We didn’t read much; we just wrote papers. So we got to know each other well. On my first paper I got a C+/D-. I was devastated. Clara Park seemed to write all over my paper with comments in the margins, and she would frequently draw these big red skeleton heads with empty eyes and crossbones underneath. It wasn’t until about halfway through the course that I realized her skeletons were there to point out my bonehead mistakes. I would see a skeleton with words attached, like “dangling participle.” But, at the same time, her sideline comments were always thoughtful and caring as well as critical. We continued to learn about each other, and I learned to write.
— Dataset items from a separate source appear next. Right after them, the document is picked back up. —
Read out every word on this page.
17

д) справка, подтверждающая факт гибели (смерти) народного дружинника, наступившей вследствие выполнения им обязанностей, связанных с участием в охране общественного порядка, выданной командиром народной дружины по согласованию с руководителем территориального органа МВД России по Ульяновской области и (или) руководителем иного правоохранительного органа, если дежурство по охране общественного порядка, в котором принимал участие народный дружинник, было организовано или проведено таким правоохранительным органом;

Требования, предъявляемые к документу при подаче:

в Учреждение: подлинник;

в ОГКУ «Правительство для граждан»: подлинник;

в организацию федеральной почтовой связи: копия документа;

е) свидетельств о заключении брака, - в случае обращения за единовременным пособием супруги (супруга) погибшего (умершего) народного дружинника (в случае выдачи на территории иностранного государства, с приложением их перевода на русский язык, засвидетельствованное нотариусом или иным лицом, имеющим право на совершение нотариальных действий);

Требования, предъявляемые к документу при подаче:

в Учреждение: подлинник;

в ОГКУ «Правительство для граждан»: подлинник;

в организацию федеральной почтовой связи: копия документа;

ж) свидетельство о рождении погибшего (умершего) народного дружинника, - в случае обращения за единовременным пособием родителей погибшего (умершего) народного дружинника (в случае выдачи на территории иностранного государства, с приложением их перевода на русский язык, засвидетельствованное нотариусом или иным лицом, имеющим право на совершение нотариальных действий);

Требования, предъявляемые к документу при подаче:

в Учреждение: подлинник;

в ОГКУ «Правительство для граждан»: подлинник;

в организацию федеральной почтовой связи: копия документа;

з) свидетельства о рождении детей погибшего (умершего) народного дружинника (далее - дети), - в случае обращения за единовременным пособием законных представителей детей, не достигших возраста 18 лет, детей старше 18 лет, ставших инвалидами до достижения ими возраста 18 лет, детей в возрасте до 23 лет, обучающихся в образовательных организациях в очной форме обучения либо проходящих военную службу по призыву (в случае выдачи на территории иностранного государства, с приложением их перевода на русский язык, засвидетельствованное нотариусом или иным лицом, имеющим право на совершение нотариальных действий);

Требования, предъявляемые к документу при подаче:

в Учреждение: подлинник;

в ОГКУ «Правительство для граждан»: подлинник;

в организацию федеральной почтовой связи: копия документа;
I went on to take Freshman English that spring semester.

Those of us in that English 103 class still keep up with one another. As a student, Cam’s goal was to study economics and then move to New York, work for an investment firm, find himself a wife and move on back to Big Timber, MT. I play golf with a couple of them on occasion now. And run into the others at Reunions.

My students enjoyed my story, and then we moved on to spinning curves and finding volumes.

The night I shared this story with my class, I went home and dived into my file cabinet, pulling out those 13 handwritten papers from Clara Park’s class. The skeletons were not as scary, and it made me smile to read her comments on the side of my work. Then I read her final comments on my last paper, number 13. She wrote: “Thoughtful, attractively written, and well-integrated, especially in the way its conclusion echoes its beginning. Watching you turn yourself into a good writer has been one of the big satisfactions of my semester. And there’s a lot more to that than eliminating bonehead errors! Paper XIII: B+ Course: B”

I have definitely felt the way Clara Park felt about me with my students. It’s a satisfying feeling as a teacher.

A few weeks later, at the end of graduation, one of my students  came up to me.  She had tears running down her face, and she said, “Mace do you think I’ll have a professor and a class like you did in college next year?” I knew what she meant. Will that camaraderie among friends and support from faculty continue for her next year? I gave her a big hug and said with complete confidence, “Of course you will.”

I still think about that class and I still  appreciate Clara Park to this day. I saw her last summer when I was visiting my grandparents in the Williams College Cemetery. There she was, well her Gravestone. It was an easy four-foot putt away from my grandmother’s stone (also named Mace). When I visit that cemetery now, I always bring two sets of flowers.